Bankir Lise, Chen Kai, Yang Baoxue
Cardiovascular Research Institute, University of California, 1246 Health Sciences East Tower, San Francisco, CA 94143-0521, USA.
Am J Physiol Renal Physiol. 2004 Jan;286(1):F144-51. doi: 10.1152/ajprenal.00205.2003. Epub 2003 Sep 9.

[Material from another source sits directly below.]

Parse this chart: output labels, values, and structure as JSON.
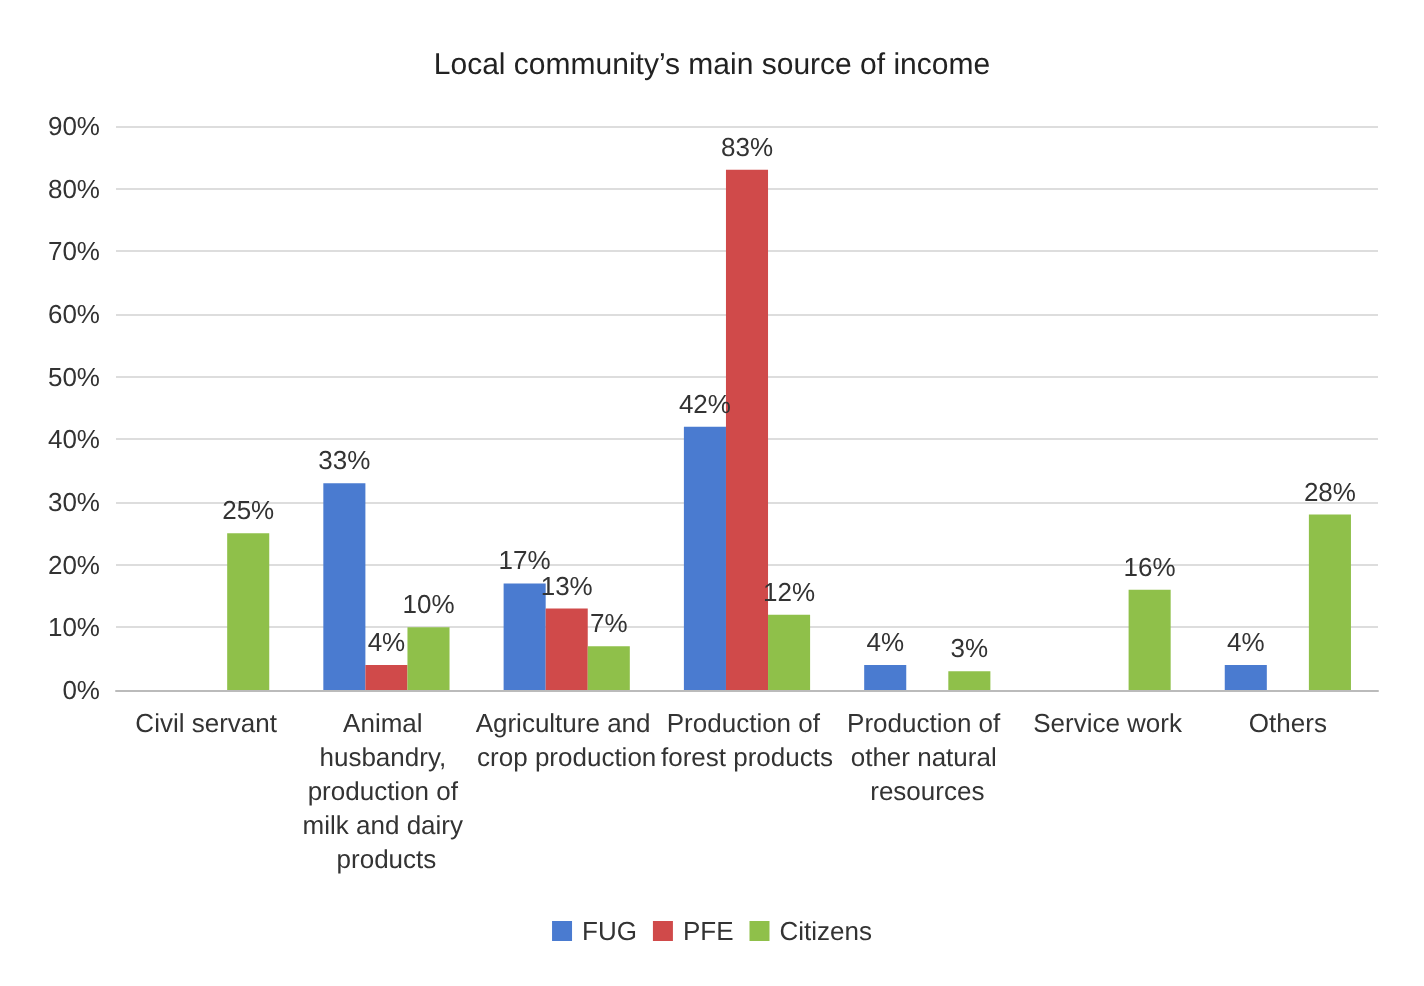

Recycling of urea within the renal medulla is known to play an important role in the capacity of the kidney to concentrate urine. This recycling occurs simultaneously through a tubular and a vascular route (i.e., through the loops of Henle and vasa recta, respectively). In the present study, transgenic mice with a selective deficiency in UT-B (the urea transporter protein expressed in descending vasa recta and red blood cells), were used to evaluate the specific contribution of vascular urea recycling to overall urine-concentrating ability (UCA). The renal handling of urea was studied in normal conditions and after acute or chronic alterations in urea excretion (acute urea loading or variations in protein intake, respectively). In normal conditions, UT-B null mice exhibited a 44% elevation in plasma urea (Purea), a normal creatinine clearance, but a 25% decrease in urea clearance, with no change in that of sodium and potassium. Acute urea loading induced a progressive increase in urinary urea concentration (Uurea) in wild-type mice and a subsequent improvement in their UCA in contrast to UT-B null mice, in which urinary osmolality and Uurea did not rise, due to the failure to accumulate urea in the medulla. With increasing protein intake (from 10 to 40% protein in diet, leading to a 5-fold increase in urea excretion), Purea was further increased in null mice while little change was observed in wild-type mice, and null mice were not able to increase Uurea as did wild-type mice. In conclusion, this study in UT-B-deficient mice reveals that countercurrent exchange of urea in renal medullary vessels and red blood cells accounts for a major part of the kidney's concentrating ability and for the adaptation of renal urea handling during a high-protein intake.
肾髓质内尿素的再循环在肾脏浓缩尿液的能力中起着重要作用,这一点已为人所知。这种再循环通过肾小管和血管两条途径同时发生(即分别通过髓袢和直小血管)。在本研究中,利用选择性缺乏UT-B(在直小血管降支和红细胞中表达的尿素转运蛋白)的转基因小鼠,来评估血管尿素再循环对整体尿液浓缩能力(UCA)的具体贡献。在正常条件下以及尿素排泄发生急性或慢性改变后(分别为急性尿素负荷或蛋白质摄入量变化),研究了尿素的肾脏处理情况。在正常条件下,UT-B基因敲除小鼠的血浆尿素(Purea)升高了44%,肌酐清除率正常,但尿素清除率下降了25%,而钠和钾的清除率没有变化。与UT-B基因敲除小鼠相比,急性尿素负荷使野生型小鼠的尿尿素浓度(Uurea)逐渐升高,随后其UCA得到改善,因为UT-B基因敲除小鼠由于髓质中无法积累尿素,尿渗透压和Uurea没有升高。随着蛋白质摄入量增加(饮食中蛋白质从10%增加到40%,导致尿素排泄增加5倍),基因敲除小鼠的Purea进一步升高,而野生型小鼠变化不大,并且基因敲除小鼠无法像野生型小鼠那样增加Uurea。总之,这项对UT-B缺陷小鼠的研究表明,肾髓质血管和红细胞中尿素的逆流交换占肾脏浓缩能力的主要部分,并且在高蛋白摄入期间参与了肾脏对尿素处理的适应性调节。